You always want to present the user with a nice URL-not some nasty auto-generated ID. But I dont think you should make said "friendly url" the primary key. You should still use a "classic" auto-incremented, numeric PK and have a second column that is a unique "friendly url". Why?
- All the comment tables, ratings
tables, whatever tables that have a
relationship with your content table
can use the numeric primary key.
This means smaller indexes and lower
memory use.
- Somebody will want to
change the friendly url. If you've
got a numeric primary key, you don't
have to update any of your dependent
tables (or have the DB do it via a
cascading update).
- In the future,
you can abstract out the URL bits
into another table. Said table can
then store "legacy" URL mappings
that issue redirects to the primary
"real" URL map. Then when the user
wants to change the friendly URL,
you don't have to break the all the
inbound legacy URL's. Couldn't do
this if your primary key was the
"friendly URL".
- I'd still be inclined to use the numeric primary key in all my AJAX goo (for example, a post_new_comment() javascript function would take the primary key, not some friendly URL). The only time I'd use the friendly URL is in any user-facing URL structure.

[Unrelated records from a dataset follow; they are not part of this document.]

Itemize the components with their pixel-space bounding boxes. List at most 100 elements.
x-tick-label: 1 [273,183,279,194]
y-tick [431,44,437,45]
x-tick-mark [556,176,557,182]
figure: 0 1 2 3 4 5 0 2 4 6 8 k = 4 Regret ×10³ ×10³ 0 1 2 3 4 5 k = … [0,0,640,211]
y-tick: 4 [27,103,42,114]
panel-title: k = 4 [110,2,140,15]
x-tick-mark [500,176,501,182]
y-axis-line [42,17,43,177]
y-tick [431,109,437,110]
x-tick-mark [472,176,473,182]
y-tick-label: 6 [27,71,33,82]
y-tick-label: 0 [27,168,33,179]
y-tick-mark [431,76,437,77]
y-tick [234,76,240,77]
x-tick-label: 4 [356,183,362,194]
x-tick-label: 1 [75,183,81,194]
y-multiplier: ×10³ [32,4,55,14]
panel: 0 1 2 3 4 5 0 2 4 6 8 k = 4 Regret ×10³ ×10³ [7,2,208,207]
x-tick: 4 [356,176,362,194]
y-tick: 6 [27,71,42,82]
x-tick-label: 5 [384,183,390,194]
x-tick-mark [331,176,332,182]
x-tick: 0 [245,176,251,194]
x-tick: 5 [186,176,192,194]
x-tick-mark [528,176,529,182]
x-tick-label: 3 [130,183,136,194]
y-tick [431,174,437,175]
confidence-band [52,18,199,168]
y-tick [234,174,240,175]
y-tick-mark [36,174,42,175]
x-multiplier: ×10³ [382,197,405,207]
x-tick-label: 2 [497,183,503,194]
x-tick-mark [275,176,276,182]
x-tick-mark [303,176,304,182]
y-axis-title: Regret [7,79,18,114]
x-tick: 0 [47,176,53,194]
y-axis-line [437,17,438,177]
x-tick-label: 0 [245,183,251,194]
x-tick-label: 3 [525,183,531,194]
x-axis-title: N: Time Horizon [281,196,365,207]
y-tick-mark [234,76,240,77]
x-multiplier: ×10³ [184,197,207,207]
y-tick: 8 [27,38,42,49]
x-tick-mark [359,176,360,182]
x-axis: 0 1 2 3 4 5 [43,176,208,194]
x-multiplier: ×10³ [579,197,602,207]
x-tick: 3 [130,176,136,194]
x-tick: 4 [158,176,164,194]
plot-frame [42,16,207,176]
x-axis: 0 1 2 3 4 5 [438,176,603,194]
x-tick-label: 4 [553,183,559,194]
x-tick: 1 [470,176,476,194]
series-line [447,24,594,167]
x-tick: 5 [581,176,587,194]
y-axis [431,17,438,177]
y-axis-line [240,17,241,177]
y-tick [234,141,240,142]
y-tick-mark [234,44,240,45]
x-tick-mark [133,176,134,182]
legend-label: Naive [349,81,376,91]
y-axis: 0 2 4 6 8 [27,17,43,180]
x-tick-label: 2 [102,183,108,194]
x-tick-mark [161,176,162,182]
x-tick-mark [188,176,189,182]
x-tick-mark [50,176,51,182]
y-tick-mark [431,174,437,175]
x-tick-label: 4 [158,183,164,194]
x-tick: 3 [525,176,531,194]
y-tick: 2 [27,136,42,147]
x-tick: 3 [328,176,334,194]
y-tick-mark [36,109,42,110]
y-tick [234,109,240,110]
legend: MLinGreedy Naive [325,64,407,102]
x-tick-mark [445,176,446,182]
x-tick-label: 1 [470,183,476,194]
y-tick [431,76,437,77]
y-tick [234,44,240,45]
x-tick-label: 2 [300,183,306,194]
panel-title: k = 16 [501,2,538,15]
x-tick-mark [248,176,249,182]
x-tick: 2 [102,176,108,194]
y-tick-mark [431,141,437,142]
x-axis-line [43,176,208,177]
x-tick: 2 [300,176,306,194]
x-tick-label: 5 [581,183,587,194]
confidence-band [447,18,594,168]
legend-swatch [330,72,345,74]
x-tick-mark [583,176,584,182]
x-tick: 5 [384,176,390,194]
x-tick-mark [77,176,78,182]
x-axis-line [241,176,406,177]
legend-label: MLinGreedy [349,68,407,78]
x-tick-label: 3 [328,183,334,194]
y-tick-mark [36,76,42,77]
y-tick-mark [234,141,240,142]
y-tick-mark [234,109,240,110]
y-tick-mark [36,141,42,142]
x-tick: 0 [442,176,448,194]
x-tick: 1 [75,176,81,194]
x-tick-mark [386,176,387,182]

- As for security? If your content is access controlled, you are gonna have to check access no matter if it is the primary key or some friendly URL.
- If you allow ways to get to the content via the primary key, people might try plugging in random ID's. If your requirement for not only limited access to content, but the denial said content exists, it is a matter of the phrasing of your errors. It is the same as with login failures--you dont say "username not found" you say "bad username or password". Plugging in random values to find content is gonna be a problem for any approach you take, it is just that with numeric keys there is way fewer values to try.
Bottom line: Friendly URL's? Hell yeah. Using them as the primary key? Hell no.